After the disruptors succeed in creating a new market, they will move upmarket as Clay Christensen, the Harvard Business School Professor, explained in his book “The Innovator’s Dilemma.”
The goal of convenience will drive their business models.
There’s a popular belief among the engineering community in Silicon Valley that “information wants to be free,” a mantra coined by “The Whole Earth Catalog” writer Stewart Brand, while speaking with Steve Wozniak at the 1984 Hackers’ Conference.
That being said, we don’t mind being charged for convenience. LinkedIn provides a great example of what we like in Silicon Valley. You are welcome to see every member’s resume for free. But if you want the convenience of contacting a member directly then you are happy to pay LinkedIn a fee.
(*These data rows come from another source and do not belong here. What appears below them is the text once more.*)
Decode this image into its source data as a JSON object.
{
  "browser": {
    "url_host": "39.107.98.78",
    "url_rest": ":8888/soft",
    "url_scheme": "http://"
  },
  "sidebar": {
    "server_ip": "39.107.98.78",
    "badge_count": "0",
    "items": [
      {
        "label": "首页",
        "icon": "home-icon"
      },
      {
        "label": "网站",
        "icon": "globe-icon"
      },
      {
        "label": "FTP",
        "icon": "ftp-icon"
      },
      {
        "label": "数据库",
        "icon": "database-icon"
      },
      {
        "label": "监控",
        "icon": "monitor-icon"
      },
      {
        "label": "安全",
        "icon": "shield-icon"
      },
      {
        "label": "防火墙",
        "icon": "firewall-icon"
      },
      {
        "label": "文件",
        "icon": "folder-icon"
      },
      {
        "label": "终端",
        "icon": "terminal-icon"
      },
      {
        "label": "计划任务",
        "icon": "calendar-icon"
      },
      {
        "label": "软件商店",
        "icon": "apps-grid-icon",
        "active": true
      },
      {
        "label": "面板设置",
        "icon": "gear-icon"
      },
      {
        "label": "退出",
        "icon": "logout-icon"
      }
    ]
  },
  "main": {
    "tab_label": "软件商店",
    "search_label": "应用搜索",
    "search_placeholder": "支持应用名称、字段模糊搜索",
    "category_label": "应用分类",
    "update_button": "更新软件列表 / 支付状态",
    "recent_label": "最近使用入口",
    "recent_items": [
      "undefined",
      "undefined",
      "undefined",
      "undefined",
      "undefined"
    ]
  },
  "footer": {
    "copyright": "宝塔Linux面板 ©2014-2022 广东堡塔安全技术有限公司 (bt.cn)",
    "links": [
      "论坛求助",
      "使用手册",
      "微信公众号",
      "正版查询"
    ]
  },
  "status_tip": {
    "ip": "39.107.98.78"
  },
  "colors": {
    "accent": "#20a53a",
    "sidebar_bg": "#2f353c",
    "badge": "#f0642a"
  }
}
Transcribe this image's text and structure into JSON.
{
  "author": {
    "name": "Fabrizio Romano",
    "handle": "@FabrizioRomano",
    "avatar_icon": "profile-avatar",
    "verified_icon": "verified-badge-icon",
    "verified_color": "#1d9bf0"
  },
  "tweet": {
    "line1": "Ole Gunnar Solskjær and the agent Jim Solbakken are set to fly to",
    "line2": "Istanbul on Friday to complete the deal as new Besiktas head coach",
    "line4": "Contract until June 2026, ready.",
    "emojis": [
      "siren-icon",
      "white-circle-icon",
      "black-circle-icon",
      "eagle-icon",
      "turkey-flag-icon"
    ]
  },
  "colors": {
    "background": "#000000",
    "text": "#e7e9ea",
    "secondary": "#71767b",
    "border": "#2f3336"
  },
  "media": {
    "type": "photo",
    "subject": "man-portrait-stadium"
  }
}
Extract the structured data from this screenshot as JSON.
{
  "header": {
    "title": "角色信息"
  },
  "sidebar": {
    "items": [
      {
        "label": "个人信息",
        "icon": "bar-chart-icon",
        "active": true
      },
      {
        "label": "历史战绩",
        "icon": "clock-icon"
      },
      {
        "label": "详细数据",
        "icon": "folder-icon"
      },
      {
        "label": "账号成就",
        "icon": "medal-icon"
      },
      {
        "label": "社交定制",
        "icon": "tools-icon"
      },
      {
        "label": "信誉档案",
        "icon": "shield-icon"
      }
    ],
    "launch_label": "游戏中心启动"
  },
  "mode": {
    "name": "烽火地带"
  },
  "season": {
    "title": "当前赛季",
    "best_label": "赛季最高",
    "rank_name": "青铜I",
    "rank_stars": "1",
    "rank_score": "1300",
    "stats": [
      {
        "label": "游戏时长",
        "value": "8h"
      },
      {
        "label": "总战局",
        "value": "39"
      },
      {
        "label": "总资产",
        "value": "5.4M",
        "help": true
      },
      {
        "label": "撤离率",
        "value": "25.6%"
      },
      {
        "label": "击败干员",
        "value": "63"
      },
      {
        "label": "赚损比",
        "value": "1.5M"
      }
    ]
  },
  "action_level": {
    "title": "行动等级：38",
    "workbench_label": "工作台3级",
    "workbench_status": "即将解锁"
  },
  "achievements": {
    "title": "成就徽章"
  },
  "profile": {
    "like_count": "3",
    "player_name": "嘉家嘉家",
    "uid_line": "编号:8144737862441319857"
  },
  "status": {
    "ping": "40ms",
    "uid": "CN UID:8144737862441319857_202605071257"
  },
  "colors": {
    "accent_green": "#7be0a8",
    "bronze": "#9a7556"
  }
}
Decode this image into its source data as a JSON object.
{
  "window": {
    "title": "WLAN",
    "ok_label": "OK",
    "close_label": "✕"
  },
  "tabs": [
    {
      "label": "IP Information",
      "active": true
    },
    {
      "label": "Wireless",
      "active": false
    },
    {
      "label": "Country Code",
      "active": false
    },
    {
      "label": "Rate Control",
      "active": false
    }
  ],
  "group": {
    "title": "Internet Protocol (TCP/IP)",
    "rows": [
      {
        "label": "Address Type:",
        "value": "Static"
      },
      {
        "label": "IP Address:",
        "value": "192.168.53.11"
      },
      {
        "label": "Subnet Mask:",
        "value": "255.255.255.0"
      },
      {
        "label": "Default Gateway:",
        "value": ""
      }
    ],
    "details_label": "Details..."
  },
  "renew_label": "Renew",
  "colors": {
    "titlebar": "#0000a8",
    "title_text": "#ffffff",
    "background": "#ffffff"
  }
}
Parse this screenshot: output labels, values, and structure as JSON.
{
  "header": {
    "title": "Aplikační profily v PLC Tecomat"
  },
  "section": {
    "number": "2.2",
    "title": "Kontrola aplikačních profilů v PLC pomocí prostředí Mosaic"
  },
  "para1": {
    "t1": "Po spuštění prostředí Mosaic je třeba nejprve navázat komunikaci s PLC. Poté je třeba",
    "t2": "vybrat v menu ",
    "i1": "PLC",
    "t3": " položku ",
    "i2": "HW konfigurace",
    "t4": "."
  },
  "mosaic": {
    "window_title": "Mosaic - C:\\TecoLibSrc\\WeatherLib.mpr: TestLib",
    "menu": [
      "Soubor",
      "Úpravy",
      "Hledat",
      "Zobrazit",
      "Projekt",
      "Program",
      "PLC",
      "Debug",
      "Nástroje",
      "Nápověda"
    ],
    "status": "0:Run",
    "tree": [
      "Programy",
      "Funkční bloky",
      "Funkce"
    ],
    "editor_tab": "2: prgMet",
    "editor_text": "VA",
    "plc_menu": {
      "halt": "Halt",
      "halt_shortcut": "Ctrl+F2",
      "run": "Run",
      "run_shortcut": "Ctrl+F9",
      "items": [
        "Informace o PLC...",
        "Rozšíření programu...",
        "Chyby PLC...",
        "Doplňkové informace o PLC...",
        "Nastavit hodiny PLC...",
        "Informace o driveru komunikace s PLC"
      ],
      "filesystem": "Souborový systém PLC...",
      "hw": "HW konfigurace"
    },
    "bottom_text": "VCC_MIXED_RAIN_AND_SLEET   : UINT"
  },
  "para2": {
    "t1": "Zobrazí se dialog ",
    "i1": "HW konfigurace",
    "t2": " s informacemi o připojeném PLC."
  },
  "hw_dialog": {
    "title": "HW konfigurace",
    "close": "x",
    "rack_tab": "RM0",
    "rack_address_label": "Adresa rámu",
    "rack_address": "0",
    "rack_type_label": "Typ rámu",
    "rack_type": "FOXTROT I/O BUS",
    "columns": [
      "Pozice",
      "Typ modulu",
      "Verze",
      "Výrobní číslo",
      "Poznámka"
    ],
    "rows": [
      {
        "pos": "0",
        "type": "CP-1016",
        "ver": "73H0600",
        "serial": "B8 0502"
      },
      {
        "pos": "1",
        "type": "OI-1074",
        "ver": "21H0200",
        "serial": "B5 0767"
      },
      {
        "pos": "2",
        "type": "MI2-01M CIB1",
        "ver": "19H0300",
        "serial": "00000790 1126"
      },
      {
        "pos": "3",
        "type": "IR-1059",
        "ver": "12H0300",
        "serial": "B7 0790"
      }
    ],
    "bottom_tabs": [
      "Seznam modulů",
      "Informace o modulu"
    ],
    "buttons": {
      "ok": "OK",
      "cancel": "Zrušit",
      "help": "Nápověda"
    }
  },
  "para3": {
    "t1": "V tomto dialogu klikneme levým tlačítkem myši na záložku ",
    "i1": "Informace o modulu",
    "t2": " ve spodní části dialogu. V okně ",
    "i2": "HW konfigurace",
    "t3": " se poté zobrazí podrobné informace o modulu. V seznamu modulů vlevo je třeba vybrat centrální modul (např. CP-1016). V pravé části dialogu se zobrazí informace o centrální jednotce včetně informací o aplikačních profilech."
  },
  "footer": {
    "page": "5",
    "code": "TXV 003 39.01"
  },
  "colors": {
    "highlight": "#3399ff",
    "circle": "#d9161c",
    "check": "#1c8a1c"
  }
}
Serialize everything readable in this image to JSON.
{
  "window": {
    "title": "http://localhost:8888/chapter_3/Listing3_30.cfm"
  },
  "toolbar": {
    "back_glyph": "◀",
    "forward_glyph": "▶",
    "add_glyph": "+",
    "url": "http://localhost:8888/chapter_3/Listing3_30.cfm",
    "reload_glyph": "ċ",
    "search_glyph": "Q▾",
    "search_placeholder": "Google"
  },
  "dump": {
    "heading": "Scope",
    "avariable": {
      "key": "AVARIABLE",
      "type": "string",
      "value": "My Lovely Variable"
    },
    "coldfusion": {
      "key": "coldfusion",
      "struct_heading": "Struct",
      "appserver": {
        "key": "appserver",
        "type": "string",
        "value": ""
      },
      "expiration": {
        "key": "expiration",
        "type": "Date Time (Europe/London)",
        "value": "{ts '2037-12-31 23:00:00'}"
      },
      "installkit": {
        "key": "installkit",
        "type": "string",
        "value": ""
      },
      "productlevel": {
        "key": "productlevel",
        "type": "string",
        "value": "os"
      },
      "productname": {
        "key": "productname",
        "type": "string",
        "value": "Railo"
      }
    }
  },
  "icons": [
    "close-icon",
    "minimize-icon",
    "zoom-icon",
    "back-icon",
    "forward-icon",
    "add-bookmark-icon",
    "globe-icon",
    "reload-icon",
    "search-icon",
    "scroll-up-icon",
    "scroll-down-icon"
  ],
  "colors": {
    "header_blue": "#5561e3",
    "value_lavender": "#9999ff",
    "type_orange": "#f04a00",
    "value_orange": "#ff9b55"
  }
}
Other recent Internet successes, including Square, Uber, and Zipcar, have distinguished themselves on convenience rather than superior functionality.
They will embrace transparency.
In education, health care, and financial services, to greater and lesser degrees, information has become the purview of professionals. In a disrupted world, it won’t stay there. One strategy startups will use to win the trust of consumers is to embrace transparency.
I’m particularly familiar with the way information is kept from investors in the financial services sector. In the years when I was a partner at Benchmark Capital, I sat on the boards of a number of companies that went public. I saw countless investment advisors stalking new wealth created by IPOs. In order to justify their high fees, these advisors spent hours convincing young workers that they lacked the expertise to make decisions about their own portfolios.
The truth is that most every competent financial advisor uses the same approach, Modern Portfolio Theory, to manage client accounts. Like travel agents of the past, financial advisors use common software in their back offices to deliver what is often a commodity service. The world is waiting for a new entrant to make Modern Portfolio Theory software as convenient to consumers as Expedia made the Sabre System used by travel agents.
They will succeed first in Silicon Valley.
When it comes to the consumption of technology-based products and services, Silicon Valley almost always starts the trend. Engineers here design the products for the needs they see around them, and then test them out on their friends.
If the past is a guide, the companies that succeed here will make their models scalable and taken them nationwide. The process may be a bit more sluggish in these slow-moving sectors. Then again, maybe not.
One of the brilliant things about Silicon Valley innovation is that it happens fast. It also looks inevitable – after the fact.